THE ethical order of the community found its destiny consummated and its truth realized in the spirit that merely passed away within it--the individual self. This legal person, however, has its substance and its fulfilment outside the ethical order. The process of the world of culture and belief does away with this abstraction of a mere person; and by the completion of the process of estrangement, by reaching the extremity of abstraction, the self of spirit finds the substance become first the universal will, and finally its own possession. Here, then, knowledge seems at last to have become entirely adequate to the truth at which it aims; for its truth is this knowledge itself. All opposition between the two sides has vanished, and that, too, not for us (who are tracing the process), not merely implicitly, but actually for self-consciousness itself. That is to say, self-consciousness has itself got the mastery over the opposition which consciousness involves. This latter rests on the opposition between certainty of self and the object. Now, however, the object for it is the certainty of self, knowledge: just as the certainty of itself as such has no longer ends of its own, is no longer conditioned and determinate, but is pure knowledge.

Self-consciousness thus now takes its knowledge to be the substance itself. This substance is, for it, at once immediate and absolutely mediated in one indivisible unity.
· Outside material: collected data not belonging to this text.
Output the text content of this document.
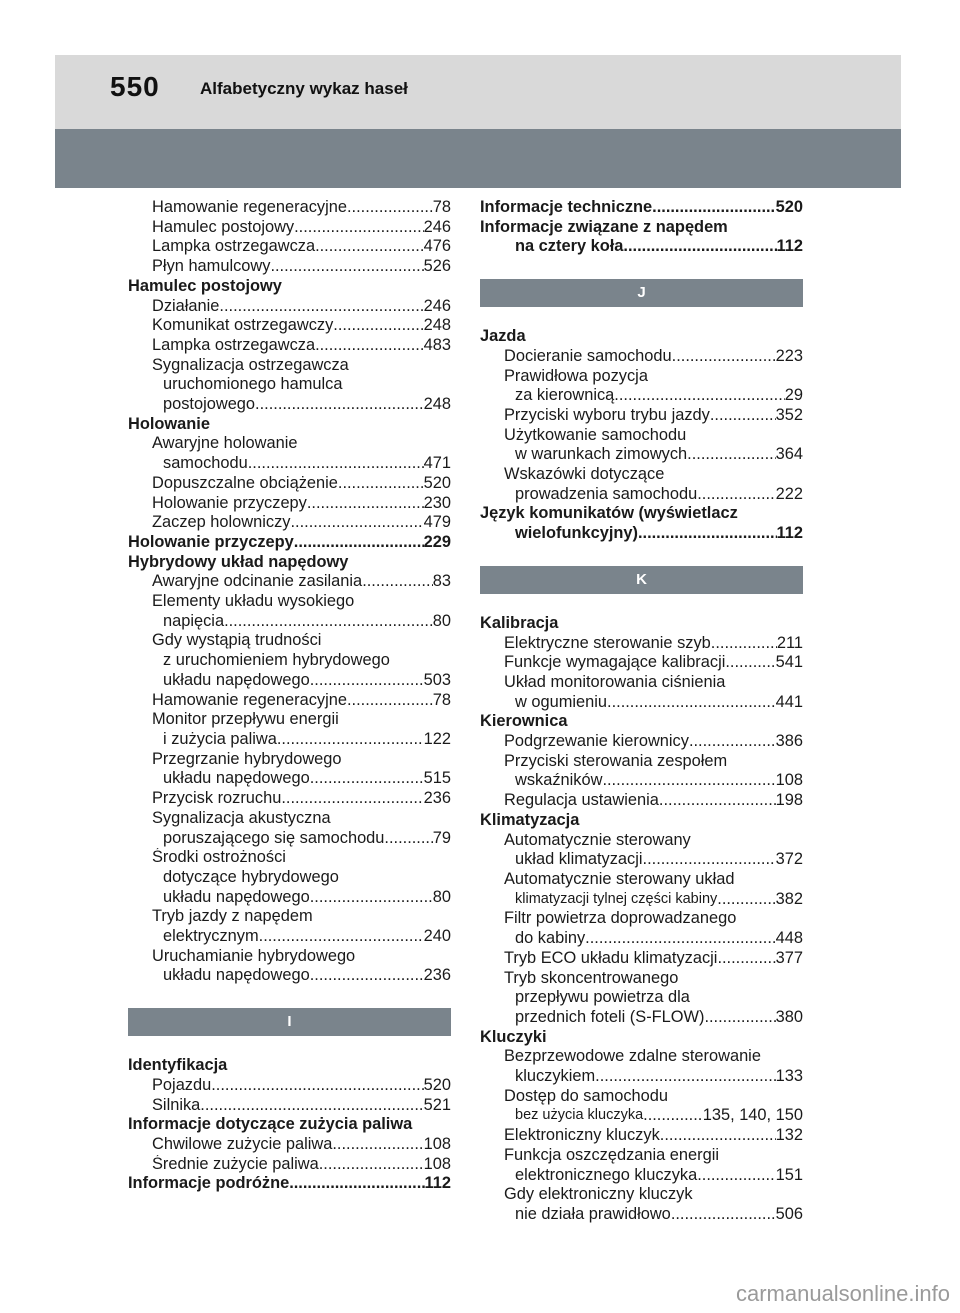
550 Alfabetyczny wykaz haseł
Hamowanie regeneracyjne .....	78
Hamulec postojowy .....	246
Lampka ostrzegawcza .....	476
Płyn hamulcowy .....	526
Hamulec postojowy
Działanie .....	246
Komunikat ostrzegawczy .....	248
Lampka ostrzegawcza .....	483
Sygnalizacja ostrzegawcza
uruchomionego hamulca
postojowego .....	248
Holowanie
Awaryjne holowanie
samochodu .....	471
Dopuszczalne obciążenie .....	520
Holowanie przyczepy .....	230
Zaczep holowniczy .....	479
Holowanie przyczepy .....	229
Hybrydowy układ napędowy
Awaryjne odcinanie zasilania .....	83
Elementy układu wysokiego
napięcia .....	80
Gdy wystąpią trudności
z uruchomieniem hybrydowego
układu napędowego .....	503
Hamowanie regeneracyjne .....	78
Monitor przepływu energii
i zużycia paliwa .....	122
Przegrzanie hybrydowego
układu napędowego .....	515
Przycisk rozruchu .....	236
Sygnalizacja akustyczna
poruszającego się samochodu .....	79
Środki ostrożności
dotyczące hybrydowego
układu napędowego .....	80
Tryb jazdy z napędem
elektrycznym .....	240
Uruchamianie hybrydowego
układu napędowego .....	236
I
Identyfikacja
Pojazdu .....	520
Silnika .....	521
Informacje dotyczące zużycia paliwa
Chwilowe zużycie paliwa .....	108
Średnie zużycie paliwa .....	108
Informacje podróżne .....	112
Informacje techniczne .....	520
Informacje związane z napędem
na cztery koła .....	112
J
Jazda
Docieranie samochodu .....	223
Prawidłowa pozycja
za kierownicą .....	29
Przyciski wyboru trybu jazdy .....	352
Użytkowanie samochodu
w warunkach zimowych .....	364
Wskazówki dotyczące
prowadzenia samochodu .....	222
Język komunikatów (wyświetlacz
wielofunkcyjny) .....	112
K
Kalibracja
Elektryczne sterowanie szyb .....	211
Funkcje wymagające kalibracji .....	541
Układ monitorowania ciśnienia
w ogumieniu .....	441
Kierownica
Podgrzewanie kierownicy .....	386
Przyciski sterowania zespołem
wskaźników .....	108
Regulacja ustawienia .....	198
Klimatyzacja
Automatycznie sterowany
układ klimatyzacji .....	372
Automatycznie sterowany układ
klimatyzacji tylnej części kabiny .....	382
Filtr powietrza doprowadzanego
do kabiny .....	448
Tryb ECO układu klimatyzacji .....	377
Tryb skoncentrowanego
przepływu powietrza dla
przednich foteli (S-FLOW) .....	380
Kluczyki
Bezprzewodowe zdalne sterowanie
kluczykiem .....	133
Dostęp do samochodu
bez użycia kluczyka .....	135, 140, 150
Elektroniczny kluczyk .....	132
Funkcja oszczędzania energii
elektronicznego kluczyka .....	151
Gdy elektroniczny kluczyk
nie działa prawidłowo .....	506
carmanualsonline.info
It is immediate--just like the "ethical" consciousness, it knows and itself does its duty, and is bound to its duty as to its own nature: but it is not character, as that ethical consciousness was, which in virtue of its immediacy is a determinate type of spirit, belongs merely to one of the essential features of ethical life, and has the characteristic of not being conscious explicit knowledge. It is, again, absolute mediation, like the consciousness developing itself [614] through culture and like belief; for it is essentially the movement of the self to transcend the abstract form of immediate existence, and become consciously universal-and yet to do so neither by simply estranging and rending itself as well as reality, nor by fleeing from it. Rather, it is for itself directly and immediately present in its very substance; for this substance is its knowledge, it is the pure certainty of self become transparently visible. And just this very immediacy, which constitutes its own actual reality, is the entire actuality; for the immediate is being and qua pure immediacy, immediacy purified by thoroughgoing negativity, this immediacy is pure being, is being in general, is all being.

Absolute essential Being is, therefore, not exhausted by the characteristic of being the simple essence of thought; it is all actuality, and this actuality exists merely as knowledge. What consciousness did not know would have no sense and can be no power in its life. Into its self-conscious knowing will, all objectivity, the whole world, has withdrawn. It is absolutely free in that it knows its freedom; and just this very knowledge of its freedom is its substance, its purpose, its sole and only content.